Taxes benefit developers, not us

July 22, 2007|By JOE LANE

In Washington County, the effects of out-of-control development are hitting the taxpayers hard. In spite of record tax revenue from existing taxpayers, the county is short millions of dollars for the schools and roads in this county. There is a $12 million school-construction shortfall. The Edgewood/ Dual Highway project is now over budget at $14 million and counting.

Maugans Avenue was underestimated by millions and then struck by a sinkhole where more taxpayer dollars fell. The landfill will be full of construction debris decades ahead of schedule. Each one of these problems was caused by the pro-developer bias that characterizes the past and it seems the current County Commissioners.

In this article, I will show how these problems "slipped under the radar" and again recommend that the commissioners begin to charge developers "full fare."

Enough time has passed since these new commissioners have taken office to know that dealing with runaway development is not a priority. At this point, I cannot think of a single thing they have done to address the problem. In the grand tradition of Washington County Commissioners, they agreed to punt their elected responsibilities to the UGA committee (for land use) and the excise tax committee (for taxation). While a few excellent appointments were made to these committees, they are stacked with large numerical majorities representing developer interests.


Last year the county collected a record amount of tax revenue due to rising assessments. This should leave this county flush with cash to build schools, fix roads and still have money left over for a tax cut or new service. Instead, we have record shortfalls and now the county has voted (3-2) to go into record debt. Developers are taking this county for a big ride.

If development paid for itself, why are the taxpayers covering a $12 million shortfall in school construction dollars? The fact is, every new house built costs an average of $39,000 just for the schools. The county only collects about $10,000 per house, leaving the taxpayer covering the remaining $29,000 per new house. This means the taxpayer gets stuck with $29 million in school construction costs for every 1,000 new houses. Let's not forget, there are roads, police, fire, libraries etc. Developers are not pulling their weight here either. This is where the record tax revenue is going.

Unfortunately, losing $29,000 per house is the best-case scenario. The commissioners currently exempt "elderly housing" and "workforce housing" from paying for schools. There is absolutely no evidence that housing exempted from the excise tax costs less than other housing. Virtually every house exempted from the excise tax sold for full market value and not a penny less and certainly not $15,000 less. This ridiculous exemption policy must end.

Maugans Avenue is another great example of developers getting a free ride. When commercial development was proposed in the Maugans Avenue corridor, the Economic Development Commission (EDC) stepped in to lobby the commissioners to reduce the road fees for commercial development by millions of dollars. Now as the project moves forward, we find a multi-million dollar shortfall. Thanks EDC. Now go find us some low-paying warehouse jobs.

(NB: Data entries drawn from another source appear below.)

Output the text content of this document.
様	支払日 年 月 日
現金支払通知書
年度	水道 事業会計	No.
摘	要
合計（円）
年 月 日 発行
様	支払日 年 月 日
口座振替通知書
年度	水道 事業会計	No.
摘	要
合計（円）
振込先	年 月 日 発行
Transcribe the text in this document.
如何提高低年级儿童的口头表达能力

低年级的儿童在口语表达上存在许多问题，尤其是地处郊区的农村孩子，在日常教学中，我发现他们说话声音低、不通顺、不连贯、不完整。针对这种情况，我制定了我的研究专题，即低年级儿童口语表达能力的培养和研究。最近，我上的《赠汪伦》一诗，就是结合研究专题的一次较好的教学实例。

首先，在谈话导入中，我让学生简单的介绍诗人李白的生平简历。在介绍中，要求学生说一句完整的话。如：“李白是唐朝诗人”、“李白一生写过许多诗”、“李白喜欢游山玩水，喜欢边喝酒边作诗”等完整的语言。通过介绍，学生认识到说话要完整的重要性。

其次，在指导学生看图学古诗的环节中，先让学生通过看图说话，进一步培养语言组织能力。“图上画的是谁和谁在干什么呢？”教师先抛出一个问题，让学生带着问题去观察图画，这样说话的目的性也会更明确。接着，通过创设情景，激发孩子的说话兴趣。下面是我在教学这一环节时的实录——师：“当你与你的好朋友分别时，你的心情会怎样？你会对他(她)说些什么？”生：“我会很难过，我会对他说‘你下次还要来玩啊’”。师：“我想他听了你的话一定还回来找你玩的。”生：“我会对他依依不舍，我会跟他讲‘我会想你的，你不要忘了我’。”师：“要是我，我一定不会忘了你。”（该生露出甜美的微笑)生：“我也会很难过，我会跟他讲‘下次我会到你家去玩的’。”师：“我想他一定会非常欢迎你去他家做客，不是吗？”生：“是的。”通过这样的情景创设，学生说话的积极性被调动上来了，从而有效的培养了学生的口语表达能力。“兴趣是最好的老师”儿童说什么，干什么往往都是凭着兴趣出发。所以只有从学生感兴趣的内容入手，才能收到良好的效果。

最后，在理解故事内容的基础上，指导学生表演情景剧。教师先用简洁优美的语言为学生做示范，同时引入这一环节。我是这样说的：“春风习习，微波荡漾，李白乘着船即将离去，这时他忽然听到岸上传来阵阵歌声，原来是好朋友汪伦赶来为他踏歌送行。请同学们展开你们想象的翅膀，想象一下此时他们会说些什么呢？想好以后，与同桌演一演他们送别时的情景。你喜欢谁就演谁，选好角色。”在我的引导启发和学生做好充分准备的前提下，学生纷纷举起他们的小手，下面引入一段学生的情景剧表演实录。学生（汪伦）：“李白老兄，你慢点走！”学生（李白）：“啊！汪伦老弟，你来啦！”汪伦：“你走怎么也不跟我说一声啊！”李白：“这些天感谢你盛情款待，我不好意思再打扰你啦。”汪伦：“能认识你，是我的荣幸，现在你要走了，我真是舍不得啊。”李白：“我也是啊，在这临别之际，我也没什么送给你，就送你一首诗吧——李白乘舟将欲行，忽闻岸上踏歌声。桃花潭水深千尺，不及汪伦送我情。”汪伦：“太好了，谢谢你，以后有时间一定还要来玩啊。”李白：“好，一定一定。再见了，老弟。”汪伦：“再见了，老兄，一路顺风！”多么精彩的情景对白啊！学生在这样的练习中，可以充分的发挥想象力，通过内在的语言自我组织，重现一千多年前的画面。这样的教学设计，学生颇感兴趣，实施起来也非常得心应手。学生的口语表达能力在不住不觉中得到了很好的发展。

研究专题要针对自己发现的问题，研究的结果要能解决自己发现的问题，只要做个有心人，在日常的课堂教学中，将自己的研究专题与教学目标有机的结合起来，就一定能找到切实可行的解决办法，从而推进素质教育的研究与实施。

Of course the Edgewood/ Dual Highway "Band-Aid" is millions over budget and counting. Now at $14 million, it is just a small fraction of the money needed for the build-out of Robinwood. If the county/city/state cannot even afford the "Band-Aid" and the county continues to give developers a discount, it is clear that this will not end well.

Excessive development has less obvious consequences as well. The taxpayers were told the landfill would have an 80-year lifespan. Now they are saying it will be 20 years. What happened on the way from 80 years to 20 years? Development happened. Bargain tipping fees happened. The landfill is a valuable resource. It should not be sold at bargain-basement prices to developers, as it is now.

Every year, landfill space becomes more valuable. Why sell landfill space for $40 per ton this year when it will be worth $80 per ton in five years? The value of landfill space increases much faster than inflation. Higher tipping fees encourage recycling. Raise the fees. It's a no-brainer.

It seems that most departments assigned to assess the costs of growth (roads, sewer, planning, landfill) consistently underestimate the costs of development. Why does the perspective of a few developers carry more weight than the large number of taxpayers who do not want to subsidize development? Are these people competent? This is now a multi-million dollar question.

Commissioners, the excise tax cap has been lifted. What are you waiting for? I'm sure the developers are happy this has been punted to a committee. If the committee moves slowly enough, the one-year sunset clause in the legislation will reinstate the tax cap. Then what? From my perspective, it looks like a plan hatched by developers, the delegation and the commissioners to make sure that the status quo will stay in place for at least two years. Even if the county slows down new development to 1,000 houses per year, taxpayers will lose $20 million to $40 million in school construction money over this time period.

When the balance sheet starts hemorrhaging red, it is past time to act. Developers should pay for the impact they have on this community. I would like the record amount of taxes I paid this year to increase the quality of life in Washington County, not increase the size of some developers' bank accounts.

Joe Lane is a Smithsburg resident who writes for The Herald-Mail.